Second: that sometimes, if it looks too good to be true, it might just be true.
Third: that unless your cold sad lazy arse gets out of bed, you’ll never know. Gotta be in it to win it. Carpe bleedin’ diem, and all that.
Early the next morning we met with a small grey-haired man called Morris.
At first my naive macho suspicions felt he might be a bit of a dirty old man with an unhealthy interest in Cory, but I couldn’t have been more wrong.
Indeed, he and Cory ended up spending much time together, but that was because I was, as Cory loved to point out, egocentric.
But really, who wouldn’t have been?
For two New Zealand dollars a day, which covered sumptuous board and comfy lodging, Morris would sail us out of Auckland and into the Hauraki Gulf for two weeks.
A retired schoolteacher, he had hand built the stunningly beautiful Celeste, his 38 foot yacht, and now he wanted to teach people like us how to sail her; how to live on the water.

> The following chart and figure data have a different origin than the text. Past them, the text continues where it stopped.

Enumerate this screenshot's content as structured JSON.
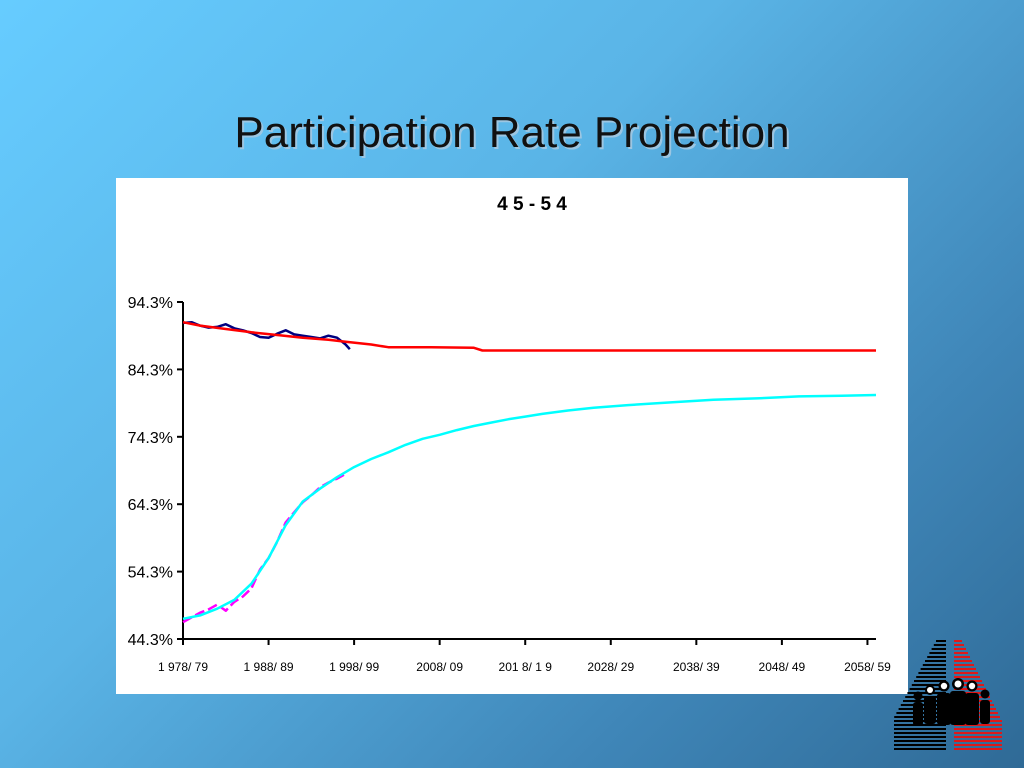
{
  "slide": {
    "title": "Participation Rate Projection"
  },
  "chart_data": {
    "type": "line",
    "title": "4 5 - 5 4",
    "xlabel": "",
    "ylabel": "",
    "x_ticks": [
      "1 978/ 79",
      "1 988/ 89",
      "1 998/ 99",
      "2008/ 09",
      "201 8/ 1 9",
      "2028/ 29",
      "2038/ 39",
      "2048/ 49",
      "2058/ 59"
    ],
    "y_ticks": [
      "94.3%",
      "84.3%",
      "74.3%",
      "64.3%",
      "54.3%",
      "44.3%"
    ],
    "ylim": [
      44.3,
      94.3
    ],
    "xlim": [
      1978,
      2059
    ],
    "grid": false,
    "series": [
      {
        "color": "#000080",
        "points": [
          [
            1978,
            91.2
          ],
          [
            1979,
            91.3
          ],
          [
            1980,
            90.8
          ],
          [
            1981,
            90.5
          ],
          [
            1982,
            90.6
          ],
          [
            1983,
            91.0
          ],
          [
            1984,
            90.4
          ],
          [
            1985,
            90.1
          ],
          [
            1986,
            89.7
          ],
          [
            1987,
            89.1
          ],
          [
            1988,
            89.0
          ],
          [
            1989,
            89.6
          ],
          [
            1990,
            90.1
          ],
          [
            1991,
            89.5
          ],
          [
            1992,
            89.3
          ],
          [
            1993,
            89.1
          ],
          [
            1994,
            88.9
          ],
          [
            1995,
            89.3
          ],
          [
            1996,
            89.0
          ],
          [
            1997,
            88.0
          ],
          [
            1997.5,
            87.3
          ]
        ]
      },
      {
        "color": "#ff00ff",
        "points": [
          [
            1978,
            46.8
          ],
          [
            1979,
            47.5
          ],
          [
            1980,
            48.2
          ],
          [
            1981,
            48.7
          ],
          [
            1982,
            49.4
          ],
          [
            1983,
            48.5
          ],
          [
            1984,
            49.8
          ],
          [
            1985,
            50.6
          ],
          [
            1986,
            51.8
          ],
          [
            1987,
            54.6
          ],
          [
            1988,
            56.3
          ],
          [
            1989,
            58.7
          ],
          [
            1990,
            61.6
          ],
          [
            1991,
            63.1
          ],
          [
            1992,
            64.6
          ],
          [
            1993,
            65.6
          ],
          [
            1994,
            66.8
          ],
          [
            1995,
            67.5
          ],
          [
            1996,
            68.1
          ],
          [
            1997,
            68.8
          ]
        ]
      },
      {
        "color": "#ff0000",
        "points": [
          [
            1978,
            91.3
          ],
          [
            1980,
            90.8
          ],
          [
            1983,
            90.3
          ],
          [
            1986,
            89.8
          ],
          [
            1989,
            89.4
          ],
          [
            1992,
            89.0
          ],
          [
            1995,
            88.7
          ],
          [
            1997,
            88.4
          ],
          [
            2000,
            88.0
          ],
          [
            2002,
            87.6
          ],
          [
            2007,
            87.6
          ],
          [
            2012,
            87.5
          ],
          [
            2013,
            87.1
          ],
          [
            2059,
            87.1
          ]
        ]
      },
      {
        "color": "#00ffff",
        "points": [
          [
            1978,
            47.3
          ],
          [
            1980,
            47.8
          ],
          [
            1982,
            48.8
          ],
          [
            1984,
            50.1
          ],
          [
            1986,
            52.5
          ],
          [
            1988,
            56.3
          ],
          [
            1990,
            61.2
          ],
          [
            1992,
            64.7
          ],
          [
            1994,
            66.6
          ],
          [
            1996,
            68.3
          ],
          [
            1998,
            69.8
          ],
          [
            2000,
            71.0
          ],
          [
            2002,
            72.0
          ],
          [
            2004,
            73.1
          ],
          [
            2006,
            74.0
          ],
          [
            2008,
            74.6
          ],
          [
            2010,
            75.3
          ],
          [
            2012,
            75.9
          ],
          [
            2014,
            76.4
          ],
          [
            2016,
            76.9
          ],
          [
            2018,
            77.3
          ],
          [
            2020,
            77.7
          ],
          [
            2023,
            78.2
          ],
          [
            2026,
            78.6
          ],
          [
            2030,
            79.0
          ],
          [
            2035,
            79.4
          ],
          [
            2040,
            79.8
          ],
          [
            2045,
            80.0
          ],
          [
            2050,
            80.3
          ],
          [
            2055,
            80.4
          ],
          [
            2059,
            80.5
          ]
        ]
      }
    ]
  }
}
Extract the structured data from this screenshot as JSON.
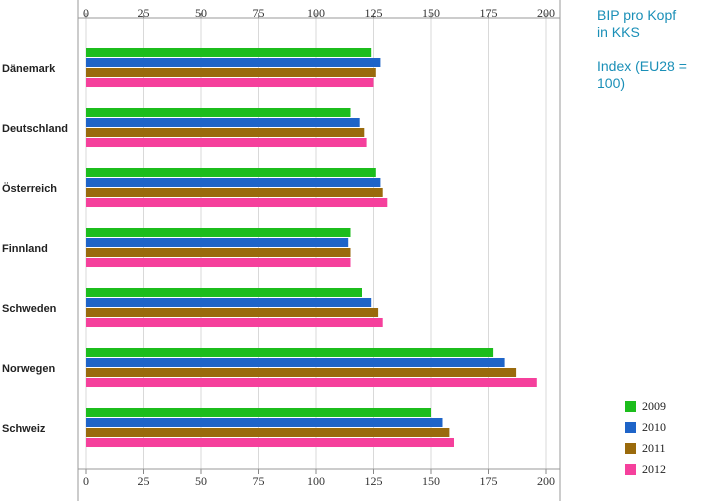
{
  "title": {
    "line1": "BIP pro Kopf",
    "line2": "in KKS",
    "line3": "Index (EU28 =",
    "line4": "100)"
  },
  "chart_data": {
    "type": "bar",
    "orientation": "horizontal",
    "categories": [
      "Dänemark",
      "Deutschland",
      "Österreich",
      "Finnland",
      "Schweden",
      "Norwegen",
      "Schweiz"
    ],
    "series": [
      {
        "name": "2009",
        "color": "#1cbd1c",
        "values": [
          124,
          115,
          126,
          115,
          120,
          177,
          150
        ]
      },
      {
        "name": "2010",
        "color": "#1e64c8",
        "values": [
          128,
          119,
          128,
          114,
          124,
          182,
          155
        ]
      },
      {
        "name": "2011",
        "color": "#9a6a0c",
        "values": [
          126,
          121,
          129,
          115,
          127,
          187,
          158
        ]
      },
      {
        "name": "2012",
        "color": "#f5409c",
        "values": [
          125,
          122,
          131,
          115,
          129,
          196,
          160
        ]
      }
    ],
    "xlim": [
      0,
      200
    ],
    "xticks": [
      0,
      25,
      50,
      75,
      100,
      125,
      150,
      175,
      200
    ],
    "grid": true,
    "legend_position": "bottom-right"
  }
}
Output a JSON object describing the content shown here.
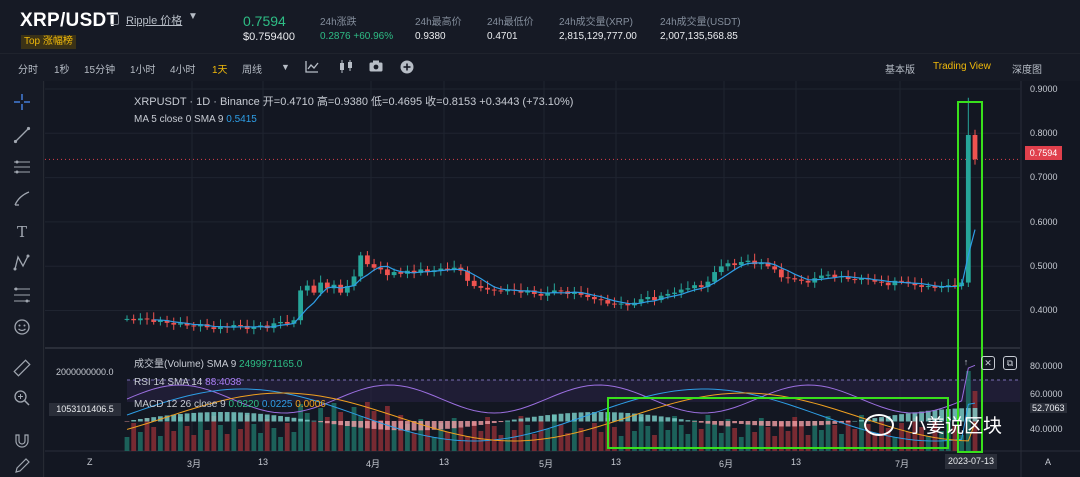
{
  "header": {
    "pair": "XRP/USDT",
    "coin_link": "Ripple 价格",
    "caret": "▼",
    "badge": "Top 涨幅榜",
    "price": "0.7594",
    "price_usd": "$0.759400",
    "stats": [
      {
        "label": "24h涨跌",
        "value": "0.2876 +60.96%"
      },
      {
        "label": "24h最高价",
        "value": "0.9380"
      },
      {
        "label": "24h最低价",
        "value": "0.4701"
      },
      {
        "label": "24h成交量(XRP)",
        "value": "2,815,129,777.00"
      },
      {
        "label": "24h成交量(USDT)",
        "value": "2,007,135,568.85"
      }
    ]
  },
  "toolbar": {
    "intervals": [
      "分时",
      "1秒",
      "15分钟",
      "1小时",
      "4小时",
      "1天",
      "周线"
    ],
    "active_interval": "1天",
    "views": [
      "基本版",
      "Trading View",
      "深度图"
    ],
    "active_view": "Trading View",
    "icons": [
      "chevron-down-icon",
      "indicator-icon",
      "candles-icon",
      "camera-icon",
      "plus-icon"
    ]
  },
  "tools": [
    "crosshair-icon",
    "line-icon",
    "horizontal-lines-icon",
    "brush-icon",
    "text-icon",
    "pattern-icon",
    "fib-icon",
    "emoji-icon",
    "ruler-icon",
    "zoom-icon",
    "magnet-icon",
    "pencil-icon"
  ],
  "chart": {
    "legend_main": "XRPUSDT · 1D · Binance  开=0.4710  高=0.9380  低=0.4695  收=0.8153  +0.3443 (+73.10%)",
    "legend_ma_label": "MA 5 close 0 SMA 9",
    "legend_ma_value": "0.5415",
    "vol_label": "成交量(Volume) SMA 9",
    "vol_value": "2499971165.0",
    "rsi_label": "RSI 14 SMA 14",
    "rsi_value": "88.4038",
    "macd_label": "MACD 12 26 close 9",
    "macd_values": [
      "0.0220",
      "0.0225",
      "0.0006"
    ],
    "current_price_tag": "0.7594",
    "vol_tag": "1053101406.5",
    "vol_axis": "2000000000.0",
    "date_tag": "2023-07-13",
    "price_axis": [
      "0.9000",
      "0.8000",
      "0.7000",
      "0.6000",
      "0.5000",
      "0.4000"
    ],
    "ind_axis": [
      "80.0000",
      "60.0000",
      "52.7063",
      "40.0000"
    ],
    "time_axis": [
      "3月",
      "13",
      "4月",
      "13",
      "5月",
      "13",
      "6月",
      "13",
      "7月"
    ],
    "corner_left": "Z",
    "corner_right": "A",
    "watermark": "小姜说区块"
  },
  "chart_data": {
    "type": "candlestick",
    "symbol": "XRPUSDT",
    "interval": "1D",
    "ylim": [
      0.34,
      0.92
    ],
    "closes": [
      0.395,
      0.392,
      0.396,
      0.394,
      0.388,
      0.392,
      0.386,
      0.382,
      0.385,
      0.38,
      0.378,
      0.383,
      0.376,
      0.372,
      0.378,
      0.375,
      0.381,
      0.379,
      0.372,
      0.376,
      0.38,
      0.374,
      0.385,
      0.388,
      0.384,
      0.392,
      0.46,
      0.471,
      0.455,
      0.478,
      0.465,
      0.473,
      0.455,
      0.47,
      0.492,
      0.54,
      0.52,
      0.512,
      0.508,
      0.495,
      0.502,
      0.498,
      0.505,
      0.5,
      0.508,
      0.502,
      0.506,
      0.51,
      0.509,
      0.512,
      0.505,
      0.482,
      0.47,
      0.466,
      0.462,
      0.46,
      0.458,
      0.462,
      0.46,
      0.455,
      0.46,
      0.452,
      0.448,
      0.455,
      0.46,
      0.458,
      0.452,
      0.456,
      0.45,
      0.445,
      0.44,
      0.438,
      0.43,
      0.428,
      0.43,
      0.426,
      0.432,
      0.44,
      0.445,
      0.438,
      0.448,
      0.452,
      0.455,
      0.462,
      0.465,
      0.472,
      0.468,
      0.48,
      0.502,
      0.515,
      0.522,
      0.518,
      0.525,
      0.528,
      0.52,
      0.524,
      0.515,
      0.508,
      0.49,
      0.488,
      0.485,
      0.482,
      0.478,
      0.488,
      0.494,
      0.496,
      0.49,
      0.492,
      0.486,
      0.484,
      0.488,
      0.485,
      0.48,
      0.478,
      0.472,
      0.482,
      0.48,
      0.476,
      0.472,
      0.468,
      0.47,
      0.466,
      0.468,
      0.472,
      0.47,
      0.478,
      0.815,
      0.7594
    ],
    "volume_shape": "elevated in early April, moderate through May-June, spike on 2023-07-13",
    "highlight_regions": [
      "macd-may-june",
      "xrp-jul-13-spike"
    ]
  }
}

He loved all things natural with a vast and patient passion, and sailing, he felt, was entirely natural. Morris hated the sound of an engine on the water, and by the end of the first week under sail, so did we.
He showed Cory how to tie knots, raise sails, and all that malarkey; he showed her how to steer for the birds when she wanted to catch dinner. We threw lines over, reeled in lovely large fish, and then went to shore on the dinghy. One of us set the fire and the barbie going, while Morris took the other on a trail along the cliffs, the dunes, the rocks, where he showed great depth in knowledge and understanding of all the flora and fauna.
Cory found it fascinating, as I would now, at this point of my life.
But I owed neither of them, and was in my own place.
Two months earlier, I had jumped out of a career in marketing, and had since travelled to the Bahamas, America, Polynesia, and within 24 hours of arriving in New Zealand, I was there.
Sitting cross-legged on deck in the still of sunrise, while Cory and Morris still slumbered below.
A fine mist rising off the South Pacific waters.
Narry a ripple disturbing the bay wherein we moored.
It wasn’t that I didn’t want to learn from Morris’ monumental scholarship and experience.
Simply, I felt happy. I felt calm and complete and thankful, all at the same time. Surrounded by subtropical splendour and safe as houses, in the arms of an expert, and what I knew then, and know still to this day, is a balanced universe.
Sometimes it can be wonderfully and generously benign.
At others, darkly cruel.
But you never know, and unless you get out of bed, you’ll never find out.